Solar water heaters – also called solar domestic hot water systems – can be a cost-effective way to generate hot water for your home. They can be used in any climate, and the fuel they use – sunshine – is free.
How They Work
Solar water heating systems include storage tanks and solar collectors. There are two types of solar water heating systems: active, which have circulating pumps and controls, and passive, which don’t.
Most solar water heaters require a well-insulated storage tank. Solar storage tanks have an additional outlet and inlet connected to and from the collector. In two-tank systems, the solar water heater preheats water before it enters the conventional water heater. In one-tank systems, the back-up heater is combined with the solar storage in one tank.
Three types of solar collectors are used for residential applications:
* Flat-plate collector
Glazed flat-plate collectors are insulated, weatherproofed boxes that contain a dark absorber plate under one or more glass or plastic (polymer) covers. Unglazed flat-plate collectors—typically used for solar pool heating—have a dark absorber plate, made of metal or polymer, without a cover or enclosure.

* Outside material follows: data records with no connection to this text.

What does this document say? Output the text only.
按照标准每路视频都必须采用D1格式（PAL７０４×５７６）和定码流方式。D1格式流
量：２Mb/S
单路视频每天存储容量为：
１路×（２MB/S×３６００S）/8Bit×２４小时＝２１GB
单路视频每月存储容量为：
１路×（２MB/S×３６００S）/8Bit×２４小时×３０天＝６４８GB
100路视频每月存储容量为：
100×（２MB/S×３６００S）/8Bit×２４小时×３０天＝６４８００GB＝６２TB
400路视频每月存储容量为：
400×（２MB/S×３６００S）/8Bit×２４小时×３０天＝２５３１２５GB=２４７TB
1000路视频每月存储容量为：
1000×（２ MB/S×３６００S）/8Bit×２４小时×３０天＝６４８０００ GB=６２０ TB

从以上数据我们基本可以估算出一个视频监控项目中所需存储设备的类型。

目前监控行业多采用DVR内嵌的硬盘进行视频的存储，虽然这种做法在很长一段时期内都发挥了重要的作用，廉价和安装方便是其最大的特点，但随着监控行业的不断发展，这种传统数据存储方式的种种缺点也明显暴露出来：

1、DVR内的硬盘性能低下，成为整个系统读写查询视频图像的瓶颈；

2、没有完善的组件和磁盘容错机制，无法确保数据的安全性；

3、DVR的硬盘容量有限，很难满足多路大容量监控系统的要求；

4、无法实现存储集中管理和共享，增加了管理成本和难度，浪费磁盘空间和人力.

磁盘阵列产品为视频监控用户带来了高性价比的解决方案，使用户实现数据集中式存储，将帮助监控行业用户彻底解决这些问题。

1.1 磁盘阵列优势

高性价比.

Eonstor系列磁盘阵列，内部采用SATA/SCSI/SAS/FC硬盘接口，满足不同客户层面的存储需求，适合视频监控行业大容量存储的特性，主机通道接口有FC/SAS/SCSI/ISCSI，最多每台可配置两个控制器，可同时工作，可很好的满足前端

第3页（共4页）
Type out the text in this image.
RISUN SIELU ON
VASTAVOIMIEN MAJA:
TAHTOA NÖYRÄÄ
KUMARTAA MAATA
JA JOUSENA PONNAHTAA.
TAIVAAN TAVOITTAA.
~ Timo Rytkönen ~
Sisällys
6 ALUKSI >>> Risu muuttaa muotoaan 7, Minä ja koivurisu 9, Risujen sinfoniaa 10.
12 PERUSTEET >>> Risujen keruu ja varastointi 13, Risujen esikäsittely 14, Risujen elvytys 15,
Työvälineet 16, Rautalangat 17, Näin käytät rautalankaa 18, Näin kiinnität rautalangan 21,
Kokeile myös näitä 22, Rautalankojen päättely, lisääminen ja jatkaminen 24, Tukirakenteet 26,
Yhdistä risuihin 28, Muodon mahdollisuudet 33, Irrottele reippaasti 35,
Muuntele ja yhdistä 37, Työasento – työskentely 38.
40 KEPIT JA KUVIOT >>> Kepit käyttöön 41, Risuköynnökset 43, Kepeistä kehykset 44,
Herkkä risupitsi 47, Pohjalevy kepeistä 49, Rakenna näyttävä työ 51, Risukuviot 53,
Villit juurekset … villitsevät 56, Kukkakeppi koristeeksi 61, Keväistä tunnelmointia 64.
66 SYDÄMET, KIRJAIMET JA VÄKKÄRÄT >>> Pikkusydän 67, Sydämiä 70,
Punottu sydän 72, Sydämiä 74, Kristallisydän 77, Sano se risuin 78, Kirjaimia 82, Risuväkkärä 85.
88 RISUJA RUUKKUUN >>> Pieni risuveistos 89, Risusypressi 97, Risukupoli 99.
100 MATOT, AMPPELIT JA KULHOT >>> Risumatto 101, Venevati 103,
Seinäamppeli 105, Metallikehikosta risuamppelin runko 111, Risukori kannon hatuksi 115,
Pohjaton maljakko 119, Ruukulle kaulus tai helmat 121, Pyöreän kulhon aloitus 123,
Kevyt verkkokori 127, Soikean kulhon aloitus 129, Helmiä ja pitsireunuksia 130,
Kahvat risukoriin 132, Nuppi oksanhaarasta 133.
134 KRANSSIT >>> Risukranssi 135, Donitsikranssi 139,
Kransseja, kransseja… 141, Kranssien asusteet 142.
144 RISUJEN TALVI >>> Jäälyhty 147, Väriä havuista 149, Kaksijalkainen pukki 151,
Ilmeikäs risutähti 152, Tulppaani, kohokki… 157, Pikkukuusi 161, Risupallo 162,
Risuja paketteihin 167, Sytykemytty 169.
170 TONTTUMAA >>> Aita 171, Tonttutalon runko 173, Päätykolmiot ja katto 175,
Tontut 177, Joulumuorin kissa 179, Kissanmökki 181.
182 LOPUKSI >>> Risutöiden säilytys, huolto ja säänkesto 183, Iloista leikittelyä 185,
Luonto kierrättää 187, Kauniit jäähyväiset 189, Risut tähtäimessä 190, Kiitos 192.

* Integral collector-storage systems
Also known as ICS or batch systems, they feature one or more black tanks or tubes in an insulated, glazed box. Cold water first passes through the solar collector, which preheats the water. The water then continues on to the conventional backup water heater, providing a reliable source of hot water. They should be installed only in mild-freeze climates because the outdoor pipes could freeze in severe, cold weather.
* Evacuated-tube solar collectors
They feature parallel rows of transparent glass tubes. Each tube contains a glass outer tube and metal absorber tube attached to a fin. The fin’s coating absorbs solar energy but inhibits radiative heat loss. These collectors are used more frequently for U.S. commercial applications.